この対談の著者の相手役はロック解説者の渋谷陽一さん。ロックをやる人というのはもともと反体制の人が多かったと思うので、渋谷さんも年を取ったんだな、と思う。 

・最後の章で言っていることは間違いではないと思うが時間軸を少し無視していると感じた。ポル・ポトの独裁が続いた時期、リアルタイムに何ができたのかを論じていない。弱り切ってから交渉して解体することはまだできても、あれほどひどい独裁政治がおこなわれているその時になすべきことは何だったのかという視点も必要ではないか。 

・ポルポトが入った時には民衆は自分たちを解放してくれるものとして歓迎した。それがだんだんとおかしな、そして酷いことになっていった。バタフライ・エフェクトのように予期せぬことで政治の流れが変わるということを踏まえると、いつの時点でだめと言えたのだろうか、と考えてしまう。そう考えると、うまくいくのは運なのかな、と考えるとこれもまた違うだろう。 

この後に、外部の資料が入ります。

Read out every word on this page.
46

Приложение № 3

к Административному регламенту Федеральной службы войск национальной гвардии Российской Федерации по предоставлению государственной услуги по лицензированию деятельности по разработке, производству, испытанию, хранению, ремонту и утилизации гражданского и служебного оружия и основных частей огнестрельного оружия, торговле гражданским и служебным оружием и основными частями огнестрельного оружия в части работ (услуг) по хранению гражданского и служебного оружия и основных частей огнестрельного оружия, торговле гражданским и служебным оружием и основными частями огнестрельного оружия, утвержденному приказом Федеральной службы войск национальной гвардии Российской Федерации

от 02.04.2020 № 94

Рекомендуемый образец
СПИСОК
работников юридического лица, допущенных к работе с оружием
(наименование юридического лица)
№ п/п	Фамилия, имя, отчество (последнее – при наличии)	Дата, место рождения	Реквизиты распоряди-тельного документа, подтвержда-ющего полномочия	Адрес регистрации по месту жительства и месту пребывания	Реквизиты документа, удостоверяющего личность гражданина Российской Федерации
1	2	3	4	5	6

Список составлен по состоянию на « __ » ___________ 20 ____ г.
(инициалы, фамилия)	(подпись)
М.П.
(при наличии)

・スタートでは歓迎されていたとはいえ、それから虐殺が起こってひどい状態になってきたときに放っておいてよかったのか、ウイグル問題やシリアの問題でも放っておいて良いのかという問題はある。著者が論じるように軍隊を外にだすのだから国連決議など厳しい要件が必要というのは分かるが、国連が機能不全を起こしている中、アメリカの単独行動など悩ましい。現に不幸な人が続出している時に何ができるんだろうか。 

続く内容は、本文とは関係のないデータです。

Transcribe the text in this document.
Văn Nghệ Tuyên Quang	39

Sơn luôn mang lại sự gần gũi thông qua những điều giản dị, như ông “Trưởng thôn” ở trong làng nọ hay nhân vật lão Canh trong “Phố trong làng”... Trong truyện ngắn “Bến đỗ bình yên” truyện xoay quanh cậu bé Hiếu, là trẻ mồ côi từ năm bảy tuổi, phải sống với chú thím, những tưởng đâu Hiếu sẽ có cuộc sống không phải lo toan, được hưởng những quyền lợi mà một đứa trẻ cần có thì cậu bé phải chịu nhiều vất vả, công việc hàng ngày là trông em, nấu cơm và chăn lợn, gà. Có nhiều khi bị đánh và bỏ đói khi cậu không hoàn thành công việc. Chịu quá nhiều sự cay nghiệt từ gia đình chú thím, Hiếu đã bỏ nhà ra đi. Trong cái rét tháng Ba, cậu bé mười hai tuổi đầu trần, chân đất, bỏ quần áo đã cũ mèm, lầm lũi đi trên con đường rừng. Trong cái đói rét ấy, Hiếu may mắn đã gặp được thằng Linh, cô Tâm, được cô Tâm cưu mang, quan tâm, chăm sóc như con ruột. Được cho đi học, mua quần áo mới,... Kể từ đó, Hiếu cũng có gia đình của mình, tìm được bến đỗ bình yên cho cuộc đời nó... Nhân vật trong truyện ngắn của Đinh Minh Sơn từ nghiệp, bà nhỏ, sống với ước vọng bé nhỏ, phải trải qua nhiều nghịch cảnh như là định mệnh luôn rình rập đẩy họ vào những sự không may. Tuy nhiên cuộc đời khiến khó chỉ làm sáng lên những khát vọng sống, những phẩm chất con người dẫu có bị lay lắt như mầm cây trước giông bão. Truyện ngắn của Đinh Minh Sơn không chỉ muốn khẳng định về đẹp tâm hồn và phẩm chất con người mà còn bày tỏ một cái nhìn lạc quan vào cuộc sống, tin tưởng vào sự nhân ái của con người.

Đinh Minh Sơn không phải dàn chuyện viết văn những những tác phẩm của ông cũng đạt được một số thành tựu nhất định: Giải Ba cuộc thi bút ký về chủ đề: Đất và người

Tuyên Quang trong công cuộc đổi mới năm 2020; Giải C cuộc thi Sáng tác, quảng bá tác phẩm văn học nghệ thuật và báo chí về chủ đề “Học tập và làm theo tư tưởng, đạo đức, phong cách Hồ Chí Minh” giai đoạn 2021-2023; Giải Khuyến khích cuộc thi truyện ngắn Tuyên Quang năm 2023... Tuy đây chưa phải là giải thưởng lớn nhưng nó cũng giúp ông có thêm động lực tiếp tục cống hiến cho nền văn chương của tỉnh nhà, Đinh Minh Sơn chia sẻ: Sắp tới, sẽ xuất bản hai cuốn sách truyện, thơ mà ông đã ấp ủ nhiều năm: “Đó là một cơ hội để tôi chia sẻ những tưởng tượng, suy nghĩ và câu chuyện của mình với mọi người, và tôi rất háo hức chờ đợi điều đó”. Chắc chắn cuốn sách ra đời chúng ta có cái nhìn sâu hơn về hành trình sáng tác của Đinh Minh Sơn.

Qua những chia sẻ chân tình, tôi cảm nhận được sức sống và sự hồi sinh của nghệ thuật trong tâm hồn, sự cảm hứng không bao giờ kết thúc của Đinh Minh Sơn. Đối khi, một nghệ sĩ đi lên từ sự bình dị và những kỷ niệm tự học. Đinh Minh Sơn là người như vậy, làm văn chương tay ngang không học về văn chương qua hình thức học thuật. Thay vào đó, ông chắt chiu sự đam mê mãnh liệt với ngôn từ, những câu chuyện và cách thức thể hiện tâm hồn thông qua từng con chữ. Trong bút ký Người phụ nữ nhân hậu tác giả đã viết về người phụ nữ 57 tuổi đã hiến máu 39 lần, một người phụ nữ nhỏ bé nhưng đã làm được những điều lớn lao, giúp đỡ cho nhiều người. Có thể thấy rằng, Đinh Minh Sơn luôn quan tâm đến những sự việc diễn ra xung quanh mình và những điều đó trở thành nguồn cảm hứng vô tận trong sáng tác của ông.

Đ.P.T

・独裁は権力者が利権を取りすぎるところに問題がある。ベトナムではホーチミンは権力を持っても質素をとおしたので今でも慕われている。独裁制であっても民衆がみなハッピーであれば成り立つのではないか。 

・この本がすべて正しいということではないが、考えるヒントが沢山ある本なので皆さんにご紹介したかった。考えるきっかけになれば幸いです。